Naval Gun Battery Waldam

After the Germans occupied France in May 1940, the French military installations were taken over by the Germans. To the north-east of Calais, the French had a gun battery, Fort Vert, to protect that port and the German army equipped it with three 170 mm. guns placed in open open emplacements. In 1942, the gun battery was transferred to the German Navy (Kriegsmarine) and the guns were replaced by 150 mm. guns. In 1944, two of the guns were mounted in pillboxes (M270) with ammunition compartments and crew bunkers behind the gun. For the last gun, a very special bunker (M305) was built with a gun tower in concrete which could rotate and thereby achieve a field of fire of 360°.

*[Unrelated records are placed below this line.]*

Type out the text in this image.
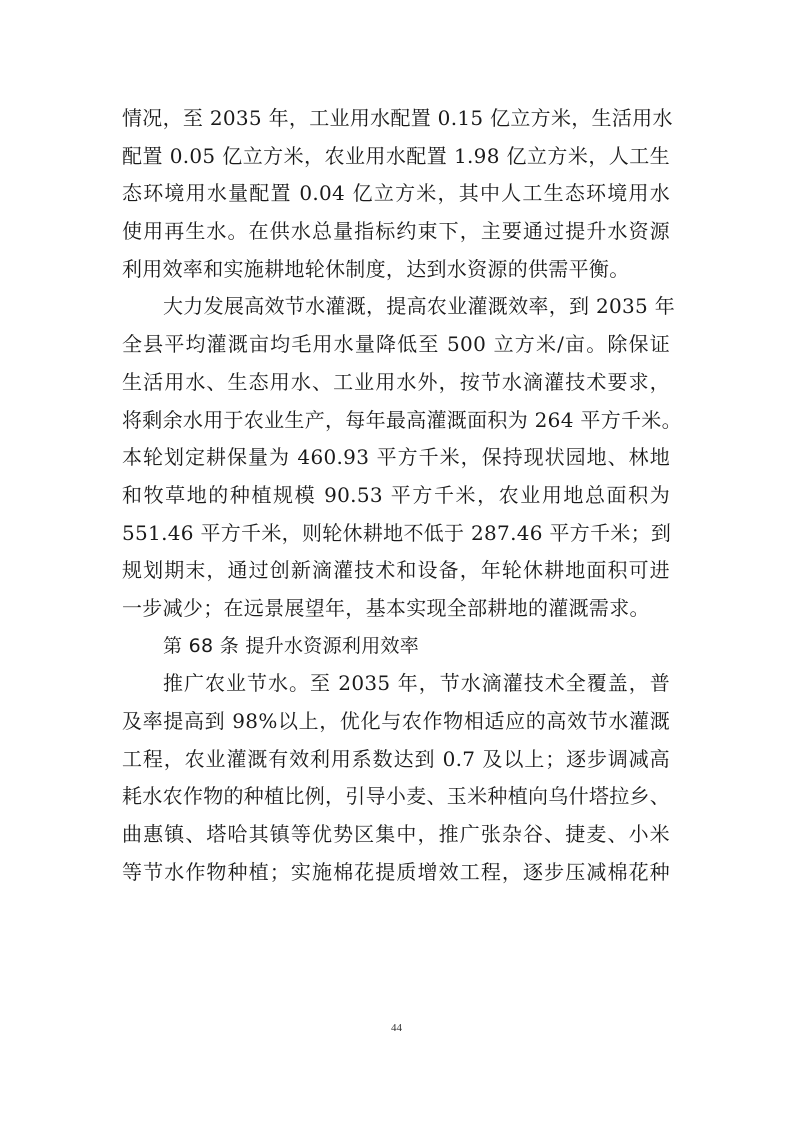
情况，至 2035 年，工业用水配置 0.15 亿立方米，生活用水
配置 0.05 亿立方米，农业用水配置 1.98 亿立方米，人工生
态环境用水量配置 0.04 亿立方米，其中人工生态环境用水
使用再生水。在供水总量指标约束下，主要通过提升水资源
利用效率和实施耕地轮休制度，达到水资源的供需平衡。
大力发展高效节水灌溉，提高农业灌溉效率，到 2035 年
全县平均灌溉亩均毛用水量降低至 500 立方米/亩。除保证
生活用水、生态用水、工业用水外，按节水滴灌技术要求，
将剩余水用于农业生产，每年最高灌溉面积为 264 平方千米。
本轮划定耕保量为 460.93 平方千米，保持现状园地、林地
和牧草地的种植规模 90.53 平方千米，农业用地总面积为
551.46 平方千米，则轮休耕地不低于 287.46 平方千米；到
规划期末，通过创新滴灌技术和设备，年轮休耕地面积可进
一步减少；在远景展望年，基本实现全部耕地的灌溉需求。
第 68 条 提升水资源利用效率
推广农业节水。至 2035 年，节水滴灌技术全覆盖，普
及率提高到 98%以上，优化与农作物相适应的高效节水灌溉
工程，农业灌溉有效利用系数达到 0.7 及以上；逐步调减高
耗水农作物的种植比例，引导小麦、玉米种植向乌什塔拉乡、
曲惠镇、塔哈其镇等优势区集中，推广张杂谷、捷麦、小米
等节水作物种植；实施棉花提质增效工程，逐步压减棉花种
44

In 1943, the Germans worked to solve the trade-off between protection and fields of fire for their guns and one of the solutions was precisely this experimental concrete cupola. The gun tower in Battery Waldam was the only one along the entire Atlantic Wall to have a concrete housing. The rotation mechanism of the 750-tonne tower came from the French battleship Provence. Next to the three guns, a three-storey command bunker was built and behind the dunes were some other smaller bunkers.

At the end of September 1944, the gun battery and its approximately 250 German gunners were attacked by the third Canadian Infantry Division. They approached the gun battery from the landward-side but whether the concrete gun tower today points to the direction of attack is unknown.